Stock-based compensation expense relating to options granted of $0.8 million and $1.3 million was recognized for the three month periods ended March 31, 2016 and 2015, respectively.
 
As of March 31, 2016, the Company had approximately $4.3 million of total unrecognized compensation cost related to non-vested awards granted under the Plans, which the Company expects to recognize over a weighted average period of 1.85 years.
 
2014 employee stock purchase plan
 
On June 9, 2014, the Company’s stockholders approved the Tonix Pharmaceuticals Holdings Corp. 2014 Employee Stock Purchase Plan (the “2014 ESPP”). The 2014 ESPP allows eligible employees to purchase up to an aggregate of 300,000 shares of the Company’s common stock. Under the 2014 ESPP, on the first day of each offering period, each eligible employee for that offering period has the option to enroll for that offering period, which allows the eligible employees to purchase shares of the Company’s common stock at the end of the offering period. Each offering period under the 2014 ESPP is for six months, which can be modified from time-to-time. Subject to limitations, each participant will be permitted to purchase a number of shares determined by dividing the employee’s accumulated payroll deductions for the offering period by the applicable purchase price, which is equal to 85 percent of the fair market value of our common stock at the beginning or end of each offering period, whichever is less.

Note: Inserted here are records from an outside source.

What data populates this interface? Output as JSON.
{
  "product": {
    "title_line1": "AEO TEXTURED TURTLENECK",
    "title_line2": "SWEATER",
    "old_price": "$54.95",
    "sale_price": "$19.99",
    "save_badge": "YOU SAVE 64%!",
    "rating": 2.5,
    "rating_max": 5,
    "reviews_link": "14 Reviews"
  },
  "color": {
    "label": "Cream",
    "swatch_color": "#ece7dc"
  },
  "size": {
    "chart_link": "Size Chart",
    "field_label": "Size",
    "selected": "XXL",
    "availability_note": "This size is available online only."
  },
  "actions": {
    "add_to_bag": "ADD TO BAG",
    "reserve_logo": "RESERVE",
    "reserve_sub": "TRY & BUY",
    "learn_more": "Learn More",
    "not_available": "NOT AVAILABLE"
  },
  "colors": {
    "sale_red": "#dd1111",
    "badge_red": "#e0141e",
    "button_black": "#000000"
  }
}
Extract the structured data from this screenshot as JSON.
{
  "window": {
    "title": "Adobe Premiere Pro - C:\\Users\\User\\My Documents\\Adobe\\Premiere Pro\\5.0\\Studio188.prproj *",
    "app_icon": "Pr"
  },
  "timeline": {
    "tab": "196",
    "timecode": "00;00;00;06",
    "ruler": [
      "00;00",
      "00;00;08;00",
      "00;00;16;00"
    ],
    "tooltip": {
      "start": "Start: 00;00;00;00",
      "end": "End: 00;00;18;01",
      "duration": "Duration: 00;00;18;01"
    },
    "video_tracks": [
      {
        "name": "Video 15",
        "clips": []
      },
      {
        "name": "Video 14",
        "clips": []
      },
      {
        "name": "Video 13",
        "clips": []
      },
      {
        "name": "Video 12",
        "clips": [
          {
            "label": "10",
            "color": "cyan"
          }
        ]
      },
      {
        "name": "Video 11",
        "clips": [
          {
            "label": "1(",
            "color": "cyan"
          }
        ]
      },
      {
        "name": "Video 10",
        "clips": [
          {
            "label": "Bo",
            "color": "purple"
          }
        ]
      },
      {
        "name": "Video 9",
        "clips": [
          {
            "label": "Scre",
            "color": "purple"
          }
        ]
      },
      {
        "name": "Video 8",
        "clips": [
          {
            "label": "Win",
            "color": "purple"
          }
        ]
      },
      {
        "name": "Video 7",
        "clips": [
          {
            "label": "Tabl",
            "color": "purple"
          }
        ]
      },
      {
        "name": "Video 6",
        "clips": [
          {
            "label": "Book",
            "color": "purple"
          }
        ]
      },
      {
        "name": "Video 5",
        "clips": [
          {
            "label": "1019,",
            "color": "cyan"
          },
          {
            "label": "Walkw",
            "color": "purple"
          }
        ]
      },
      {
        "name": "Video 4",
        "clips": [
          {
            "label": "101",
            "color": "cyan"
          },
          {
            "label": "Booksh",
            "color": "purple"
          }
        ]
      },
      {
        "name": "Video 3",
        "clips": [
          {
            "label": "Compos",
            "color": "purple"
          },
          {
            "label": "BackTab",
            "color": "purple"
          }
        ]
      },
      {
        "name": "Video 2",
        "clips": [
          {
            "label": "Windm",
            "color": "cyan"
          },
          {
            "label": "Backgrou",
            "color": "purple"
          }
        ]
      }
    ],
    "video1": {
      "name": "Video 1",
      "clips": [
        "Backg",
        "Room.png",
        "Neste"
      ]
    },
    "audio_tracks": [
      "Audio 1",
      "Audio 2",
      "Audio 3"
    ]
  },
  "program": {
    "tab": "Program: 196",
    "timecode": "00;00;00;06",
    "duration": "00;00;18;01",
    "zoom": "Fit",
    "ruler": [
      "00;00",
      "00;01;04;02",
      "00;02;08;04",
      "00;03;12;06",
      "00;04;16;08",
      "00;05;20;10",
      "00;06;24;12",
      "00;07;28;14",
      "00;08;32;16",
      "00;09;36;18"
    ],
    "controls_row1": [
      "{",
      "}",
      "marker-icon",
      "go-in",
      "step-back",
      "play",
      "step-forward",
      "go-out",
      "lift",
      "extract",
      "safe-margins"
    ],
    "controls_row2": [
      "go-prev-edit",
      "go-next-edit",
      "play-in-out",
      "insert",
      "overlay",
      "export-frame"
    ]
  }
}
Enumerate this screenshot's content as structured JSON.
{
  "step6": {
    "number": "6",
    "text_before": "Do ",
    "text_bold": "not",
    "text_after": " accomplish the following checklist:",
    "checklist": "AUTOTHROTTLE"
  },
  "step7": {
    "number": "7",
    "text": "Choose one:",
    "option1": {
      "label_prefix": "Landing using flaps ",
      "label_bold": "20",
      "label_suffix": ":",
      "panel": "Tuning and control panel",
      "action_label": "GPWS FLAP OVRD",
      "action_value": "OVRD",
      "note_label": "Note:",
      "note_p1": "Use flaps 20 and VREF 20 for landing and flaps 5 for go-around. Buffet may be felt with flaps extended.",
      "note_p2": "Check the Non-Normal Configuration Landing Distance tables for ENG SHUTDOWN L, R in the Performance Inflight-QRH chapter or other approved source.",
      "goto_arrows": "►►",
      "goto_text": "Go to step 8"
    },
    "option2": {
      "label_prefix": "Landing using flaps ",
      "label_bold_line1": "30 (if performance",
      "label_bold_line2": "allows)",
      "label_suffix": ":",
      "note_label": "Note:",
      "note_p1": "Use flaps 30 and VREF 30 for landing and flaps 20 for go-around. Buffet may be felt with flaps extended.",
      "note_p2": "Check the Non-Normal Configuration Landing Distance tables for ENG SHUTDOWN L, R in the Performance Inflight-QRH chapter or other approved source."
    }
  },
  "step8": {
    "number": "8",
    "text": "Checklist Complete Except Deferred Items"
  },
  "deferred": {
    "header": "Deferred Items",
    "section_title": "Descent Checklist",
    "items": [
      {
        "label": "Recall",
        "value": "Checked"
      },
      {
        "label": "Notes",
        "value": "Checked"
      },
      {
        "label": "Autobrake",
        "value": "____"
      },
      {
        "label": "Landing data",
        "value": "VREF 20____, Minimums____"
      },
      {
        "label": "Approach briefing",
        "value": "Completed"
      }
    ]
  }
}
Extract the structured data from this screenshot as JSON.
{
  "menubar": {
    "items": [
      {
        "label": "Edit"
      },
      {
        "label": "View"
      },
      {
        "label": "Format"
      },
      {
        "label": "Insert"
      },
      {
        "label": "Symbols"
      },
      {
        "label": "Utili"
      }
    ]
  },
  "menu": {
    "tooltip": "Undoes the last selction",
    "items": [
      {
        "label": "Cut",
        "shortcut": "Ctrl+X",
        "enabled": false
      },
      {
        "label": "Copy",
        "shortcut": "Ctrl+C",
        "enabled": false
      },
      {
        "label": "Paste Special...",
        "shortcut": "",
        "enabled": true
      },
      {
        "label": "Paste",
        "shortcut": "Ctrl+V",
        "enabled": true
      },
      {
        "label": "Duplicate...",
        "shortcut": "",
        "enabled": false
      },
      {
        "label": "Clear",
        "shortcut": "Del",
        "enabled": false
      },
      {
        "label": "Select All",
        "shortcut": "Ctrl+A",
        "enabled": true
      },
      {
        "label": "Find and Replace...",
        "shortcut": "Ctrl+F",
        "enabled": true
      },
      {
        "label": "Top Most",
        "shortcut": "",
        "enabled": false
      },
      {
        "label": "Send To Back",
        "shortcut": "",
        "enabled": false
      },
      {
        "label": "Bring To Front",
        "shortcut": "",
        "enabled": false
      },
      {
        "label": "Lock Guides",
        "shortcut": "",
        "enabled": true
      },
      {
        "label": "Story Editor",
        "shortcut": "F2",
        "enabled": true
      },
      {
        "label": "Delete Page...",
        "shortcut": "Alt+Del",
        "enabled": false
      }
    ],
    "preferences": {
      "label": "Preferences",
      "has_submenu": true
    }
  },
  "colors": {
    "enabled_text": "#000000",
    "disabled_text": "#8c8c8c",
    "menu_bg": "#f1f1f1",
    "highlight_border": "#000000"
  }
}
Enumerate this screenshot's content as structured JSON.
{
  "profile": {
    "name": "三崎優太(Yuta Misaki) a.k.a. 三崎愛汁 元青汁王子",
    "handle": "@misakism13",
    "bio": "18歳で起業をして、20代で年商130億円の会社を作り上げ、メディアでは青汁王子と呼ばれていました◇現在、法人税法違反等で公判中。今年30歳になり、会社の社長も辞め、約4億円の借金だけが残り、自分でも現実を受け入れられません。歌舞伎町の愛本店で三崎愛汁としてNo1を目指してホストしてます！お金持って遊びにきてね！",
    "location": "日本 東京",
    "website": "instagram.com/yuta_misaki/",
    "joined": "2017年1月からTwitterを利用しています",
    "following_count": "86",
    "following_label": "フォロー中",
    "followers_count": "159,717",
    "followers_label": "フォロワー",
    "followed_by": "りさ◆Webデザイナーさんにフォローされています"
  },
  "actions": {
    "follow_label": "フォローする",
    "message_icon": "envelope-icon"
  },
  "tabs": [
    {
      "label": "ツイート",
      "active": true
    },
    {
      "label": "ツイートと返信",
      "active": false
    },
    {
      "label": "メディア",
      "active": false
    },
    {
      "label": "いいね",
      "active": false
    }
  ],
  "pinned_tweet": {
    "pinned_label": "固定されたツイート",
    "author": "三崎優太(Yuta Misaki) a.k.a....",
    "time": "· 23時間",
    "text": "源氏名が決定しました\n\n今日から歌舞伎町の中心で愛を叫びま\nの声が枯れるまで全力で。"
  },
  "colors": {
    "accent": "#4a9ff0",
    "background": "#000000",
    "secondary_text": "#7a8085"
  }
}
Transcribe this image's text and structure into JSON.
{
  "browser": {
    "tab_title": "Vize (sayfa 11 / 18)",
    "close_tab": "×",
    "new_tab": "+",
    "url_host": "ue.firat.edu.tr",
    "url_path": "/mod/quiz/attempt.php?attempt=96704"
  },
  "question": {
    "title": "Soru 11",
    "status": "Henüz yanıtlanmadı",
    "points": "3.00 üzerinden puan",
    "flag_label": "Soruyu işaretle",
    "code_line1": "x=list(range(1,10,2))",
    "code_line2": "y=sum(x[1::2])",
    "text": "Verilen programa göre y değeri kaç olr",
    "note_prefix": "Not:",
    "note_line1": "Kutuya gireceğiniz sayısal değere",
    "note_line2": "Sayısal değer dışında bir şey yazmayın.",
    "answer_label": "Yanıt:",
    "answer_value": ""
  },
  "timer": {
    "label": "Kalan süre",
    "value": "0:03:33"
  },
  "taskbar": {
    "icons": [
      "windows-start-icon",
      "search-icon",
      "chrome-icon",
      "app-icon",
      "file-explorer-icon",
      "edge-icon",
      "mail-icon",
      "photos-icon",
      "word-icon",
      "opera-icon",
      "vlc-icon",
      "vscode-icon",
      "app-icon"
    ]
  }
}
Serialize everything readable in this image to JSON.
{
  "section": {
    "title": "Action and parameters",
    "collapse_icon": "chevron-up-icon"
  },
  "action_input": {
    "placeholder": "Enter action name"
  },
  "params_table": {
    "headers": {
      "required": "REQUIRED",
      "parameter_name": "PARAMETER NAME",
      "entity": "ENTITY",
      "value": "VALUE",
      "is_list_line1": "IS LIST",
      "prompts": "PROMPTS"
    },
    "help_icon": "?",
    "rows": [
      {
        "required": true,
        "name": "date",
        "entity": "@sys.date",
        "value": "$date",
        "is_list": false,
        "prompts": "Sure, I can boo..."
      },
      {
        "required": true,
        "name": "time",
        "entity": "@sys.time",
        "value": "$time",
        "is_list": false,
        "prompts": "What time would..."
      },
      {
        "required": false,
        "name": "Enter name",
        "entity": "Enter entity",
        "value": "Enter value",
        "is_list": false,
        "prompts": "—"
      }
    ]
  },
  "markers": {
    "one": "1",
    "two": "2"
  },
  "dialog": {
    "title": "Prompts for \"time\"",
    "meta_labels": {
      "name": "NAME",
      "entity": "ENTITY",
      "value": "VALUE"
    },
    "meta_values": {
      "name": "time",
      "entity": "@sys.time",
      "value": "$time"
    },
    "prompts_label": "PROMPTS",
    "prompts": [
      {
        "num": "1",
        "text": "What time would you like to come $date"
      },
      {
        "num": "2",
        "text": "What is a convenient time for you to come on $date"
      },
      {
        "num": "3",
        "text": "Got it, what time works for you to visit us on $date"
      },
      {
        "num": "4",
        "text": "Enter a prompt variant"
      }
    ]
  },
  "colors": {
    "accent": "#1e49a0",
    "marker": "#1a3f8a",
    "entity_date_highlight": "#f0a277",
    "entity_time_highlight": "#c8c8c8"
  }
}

A participant must designate in his or her enrollment package the percentage (if any) of compensation to be deducted during that offering period for the purchase of stock under the 2014 ESPP, subject to the statutory limit under the Code. As of March 31, 2016, there were 250,406 shares available for future issuance under the 2014 ESPP.
 
The compensation expense related to the 2014 ESPP for the quarters ended March 31, 2016 and 2015, was $59,000 and $22,000, respectively. As of March 31, 2016, approximately $68,000 of employee payroll deductions, which had been withheld since January 1, 2016, the commencement of the offering period ending June 30, 2016, are included in accrued expenses in the accompanying balance sheet. In January 2016, 17,595 shares that were purchased as of December 31, 2015, were issued under the 2014 ESPP, and the employee payroll deductions accumulated at December 31, 2015, related to acquiring such shares, were transferred from accrued expenses to additional paid in capital.